After the first couple of years, Mike asked me if I would like to be a delegate for annual conference representing St. Mark. At this point I wasn’t really sure what it meant to be a delegate but I thought what better way to learn more about this connectional Church I was becoming a part of. I will never forget my first experience at conference as I sat and listened to stories of so much division and couldn’t help thinking was this the church that was so loving and accepting in Midtown Atlanta? Needless to say I left conference that first year feeling confused and rejected, but this time it was by my own Church. Something had to be wrong. For the next several years, I would leave annual conference feeling rejected and overwhelmed with anger and hurt. One time I remember it was a Thursday afternoon just as the delegation again voted down any small glimpse of hope for full inclusion, and I begin to become overwhelmed with emotion. As I stood, and tears of pain and angry streamed down my face, I watched other delegates file out and not one person even acknowledged me or even as much made eye contact. I could honestly say, I felt as if I was the neighbor lying on the side of the road waiting for my good Samaritan to come and rescue me, but it didn’t happen. As the tears continued to come and everyone was walking past, I kept hearing that voice saying over and over, “Father forgive them, for they know not what they do”. I continue to struggle at times about leaving the church but then I hear the voices and see the faces at St. Mark that inspire me and the sermons that feed my soul that once again reinforce my love for this church and the United Methodist Church and the love I know I feel from God. It is in those moments, I am thankful this Church is diverse enough to include all of Gods children.

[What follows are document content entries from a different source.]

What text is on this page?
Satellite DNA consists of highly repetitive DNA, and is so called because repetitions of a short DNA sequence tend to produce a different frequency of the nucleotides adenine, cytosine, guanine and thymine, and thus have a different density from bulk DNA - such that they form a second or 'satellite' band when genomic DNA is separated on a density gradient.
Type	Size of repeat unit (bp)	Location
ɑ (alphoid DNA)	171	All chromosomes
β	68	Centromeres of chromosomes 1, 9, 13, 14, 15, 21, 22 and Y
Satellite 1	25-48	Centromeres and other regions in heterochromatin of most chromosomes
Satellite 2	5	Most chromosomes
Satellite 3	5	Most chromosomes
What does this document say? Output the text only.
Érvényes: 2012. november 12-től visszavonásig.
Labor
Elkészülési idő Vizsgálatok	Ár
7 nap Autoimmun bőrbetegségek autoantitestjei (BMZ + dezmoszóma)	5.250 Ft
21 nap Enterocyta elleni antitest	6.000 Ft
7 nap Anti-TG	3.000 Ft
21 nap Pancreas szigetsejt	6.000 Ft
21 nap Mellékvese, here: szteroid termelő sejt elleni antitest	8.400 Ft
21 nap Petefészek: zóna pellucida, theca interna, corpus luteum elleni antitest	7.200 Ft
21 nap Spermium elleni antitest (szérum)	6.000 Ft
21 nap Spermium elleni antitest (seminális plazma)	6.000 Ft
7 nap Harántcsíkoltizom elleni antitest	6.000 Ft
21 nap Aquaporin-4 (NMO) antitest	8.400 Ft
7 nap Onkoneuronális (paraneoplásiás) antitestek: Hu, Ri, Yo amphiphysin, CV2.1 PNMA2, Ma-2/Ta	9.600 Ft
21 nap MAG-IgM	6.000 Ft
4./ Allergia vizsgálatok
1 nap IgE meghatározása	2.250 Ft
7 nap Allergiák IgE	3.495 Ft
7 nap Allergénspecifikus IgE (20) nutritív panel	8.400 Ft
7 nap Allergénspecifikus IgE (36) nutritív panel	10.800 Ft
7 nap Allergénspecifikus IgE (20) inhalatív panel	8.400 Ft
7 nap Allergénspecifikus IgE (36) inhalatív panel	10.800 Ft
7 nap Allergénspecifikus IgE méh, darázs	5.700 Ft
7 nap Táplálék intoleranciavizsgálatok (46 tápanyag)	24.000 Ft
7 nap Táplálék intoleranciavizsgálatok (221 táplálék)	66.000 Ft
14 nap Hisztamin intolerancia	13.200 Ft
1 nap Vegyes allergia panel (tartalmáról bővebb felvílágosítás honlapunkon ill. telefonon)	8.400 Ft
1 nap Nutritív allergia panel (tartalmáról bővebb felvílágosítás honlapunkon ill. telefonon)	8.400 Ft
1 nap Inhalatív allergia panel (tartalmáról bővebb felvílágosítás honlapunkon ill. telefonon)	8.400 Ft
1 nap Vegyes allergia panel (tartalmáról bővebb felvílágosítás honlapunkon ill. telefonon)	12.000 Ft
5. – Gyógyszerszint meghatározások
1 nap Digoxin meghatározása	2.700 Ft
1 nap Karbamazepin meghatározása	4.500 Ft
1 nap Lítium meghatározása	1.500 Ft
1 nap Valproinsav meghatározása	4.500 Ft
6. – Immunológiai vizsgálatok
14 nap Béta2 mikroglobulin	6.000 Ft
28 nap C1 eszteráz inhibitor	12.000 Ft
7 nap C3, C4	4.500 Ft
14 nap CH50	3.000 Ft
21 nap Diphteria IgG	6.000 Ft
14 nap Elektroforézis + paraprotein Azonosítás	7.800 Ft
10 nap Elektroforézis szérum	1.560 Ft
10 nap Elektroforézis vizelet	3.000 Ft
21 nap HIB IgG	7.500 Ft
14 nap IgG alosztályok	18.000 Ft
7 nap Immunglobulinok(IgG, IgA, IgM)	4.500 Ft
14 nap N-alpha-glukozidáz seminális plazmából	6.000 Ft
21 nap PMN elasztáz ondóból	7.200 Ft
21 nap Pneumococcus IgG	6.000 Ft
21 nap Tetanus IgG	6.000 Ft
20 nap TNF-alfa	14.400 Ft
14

As I close, I give thanks to you and God for allowing me the opportunity to share my story and my concerns. I also ask you to prayerful consider voting for inclusion by removing all the exclusionary language which limits full participation of LGBT persons in the life of the Church. This includes:

• Advocating for full membership rights (Judicial Council 1032, ¶214)

• Removing the incompatibility clause (¶161G)

• Removing prohibitions on marriage and holy unions for LGBT families (¶161G, ¶161C, ¶341.6 ¶2702.1(b))

• Removing the prohibition on ordination of LGBT persons (¶304.3, ¶2702.1(b))

• Removing the funding restrictions for ministry to and with LGBT persons (¶806.9)

And finally I would like to end with a quote by Rev. Don Messer in an address to the United Methodist Council of Bishops in May 2002: The exclusion of homosexual persons from the life, leadership, and rites of the Church threatens the very nature of the Church itself. It not only cause irreparable harm to the children of God but also to the Body of Christ itself. Each time a person is rejected or ejected from the koinonia fellowship of United Methodism, a new wound is inflicted and the Body of Christ is broken once again.

Thank you again for your time and may God continue to guide you in the decisions you will face at General Conference.